The organization, started in late 2007 by paper artist Drew Matott and Iowa City-native and war veteran Drew Cameron, has garnered global attention.
For Tim Barrett, a research scientist at the UI Center for the Book, the group’s visit has been a four-month planning process.
Because one of the main goals of the project is to make the paper-making workshops free for veterans and all exhibits open to the public, the Center for the Book raised funding by soliciting donations from the Iowa Humanities Board and other departments.
Barrett, a “paper specialist” himself, said the wait was worth it.
“In a way we kind of got out of the way,” he said. “They have their own momentum; it’s a beautiful thing.”
The UI’s paper-making facilities was one reason the two-week trip to Iowa was particularly exciting for the project’s facilitators, Matott said.
The organization used the studio at the Oakdale Campus, known as one of the best in the country, much of the time, he said. While there, they were able to “pulp” more than 100 pounds of uniforms.
The project also inhabited studios in North Hall, where piles of cut-up pieces of combat uniforms lay on tables next to finished artwork.
Different uniforms produce different colors and textures of paper, Matott explained while inking the image of an angel and soldier onto a wide, beige piece of paper.
Across the hall, others pulled letters in preparation for printing poetry next to images. Combat Paper Project also binds books with the handmade paper to print poems or send blank journals to troops.
In addition to the actual art, Matott said the conversations and community created by the workshops can be invaluable.
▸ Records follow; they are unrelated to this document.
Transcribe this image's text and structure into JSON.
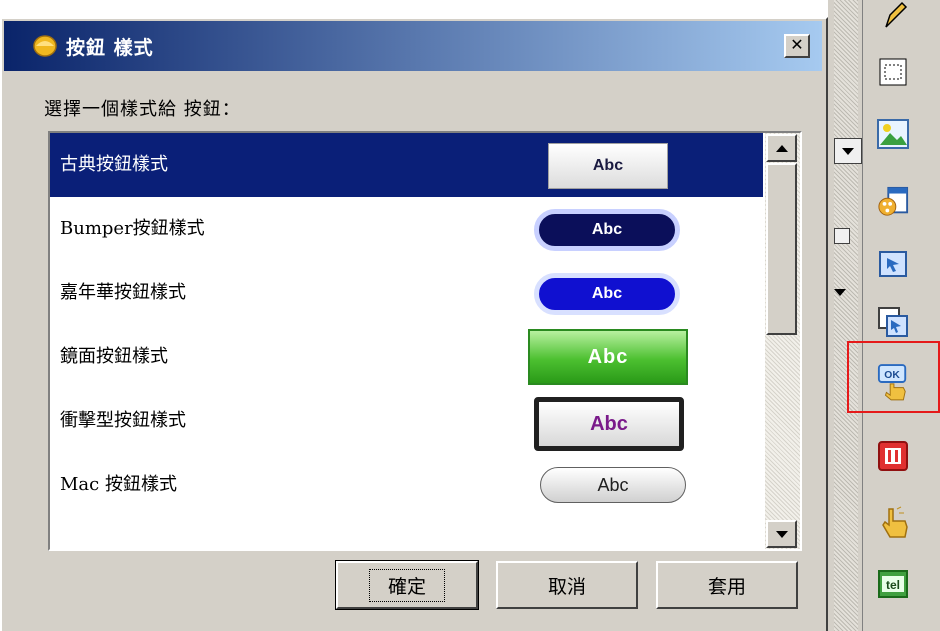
{
  "dialog": {
    "title": "按鈕 樣式",
    "close_glyph": "✕",
    "prompt": "選擇一個樣式給 按鈕：",
    "styles": [
      {
        "label": "古典按鈕樣式",
        "preview": "Abc",
        "selected": true
      },
      {
        "label": "Bumper按鈕樣式",
        "preview": "Abc",
        "selected": false
      },
      {
        "label": "嘉年華按鈕樣式",
        "preview": "Abc",
        "selected": false
      },
      {
        "label": "鏡面按鈕樣式",
        "preview": "Abc",
        "selected": false
      },
      {
        "label": "衝擊型按鈕樣式",
        "preview": "Abc",
        "selected": false
      },
      {
        "label": "Mac 按鈕樣式",
        "preview": "Abc",
        "selected": false
      }
    ],
    "buttons": {
      "ok": "確定",
      "cancel": "取消",
      "apply": "套用"
    }
  },
  "toolbar": {
    "icons": [
      "pencil-icon",
      "rectangle-select-icon",
      "image-icon",
      "media-file-icon",
      "hyperlink-icon",
      "overlay-icon",
      "ok-button-icon",
      "pause-button-icon",
      "hotspot-hand-icon",
      "text-field-icon"
    ],
    "highlighted_icon": "ok-button-icon",
    "ok_icon_text": "OK",
    "text_icon_text": "tel"
  },
  "colors": {
    "selection": "#0a1f78",
    "title_start": "#0a246a",
    "title_end": "#a6caf0",
    "highlight": "#e51a1a"
  }
}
“[The military] deconstructs you when you go into the service and turns you into a warrior,” Matott said. “But when you leave the military, it’s up to you to deconstruct the warrior inside you and reconstruct yourself as a normal civilian.”
Military combat is one of the common sources for developing post-traumatic stress disorder, according to the center for the syndrome.
During a lecture about the organization at Shambaugh Auditorium on Thursday night, pictures of Combat Paper artwork flashed across the screen.
Dog tags, purple hearts, the American flag, and images of soldiers were printed in different colors on sheets of uniform-turned-paper.
Albrecht told the crowd how making art from those pieces of clothing — ripping the seams and removing buttons — is reclaiming something they couldn’t control while in combat.
Cameron summed up the project in a poetic remark during his speech.
“Pressing new memories, remaking sense,” the Iowa City native recited. “Contagious behavior, learning to love again.”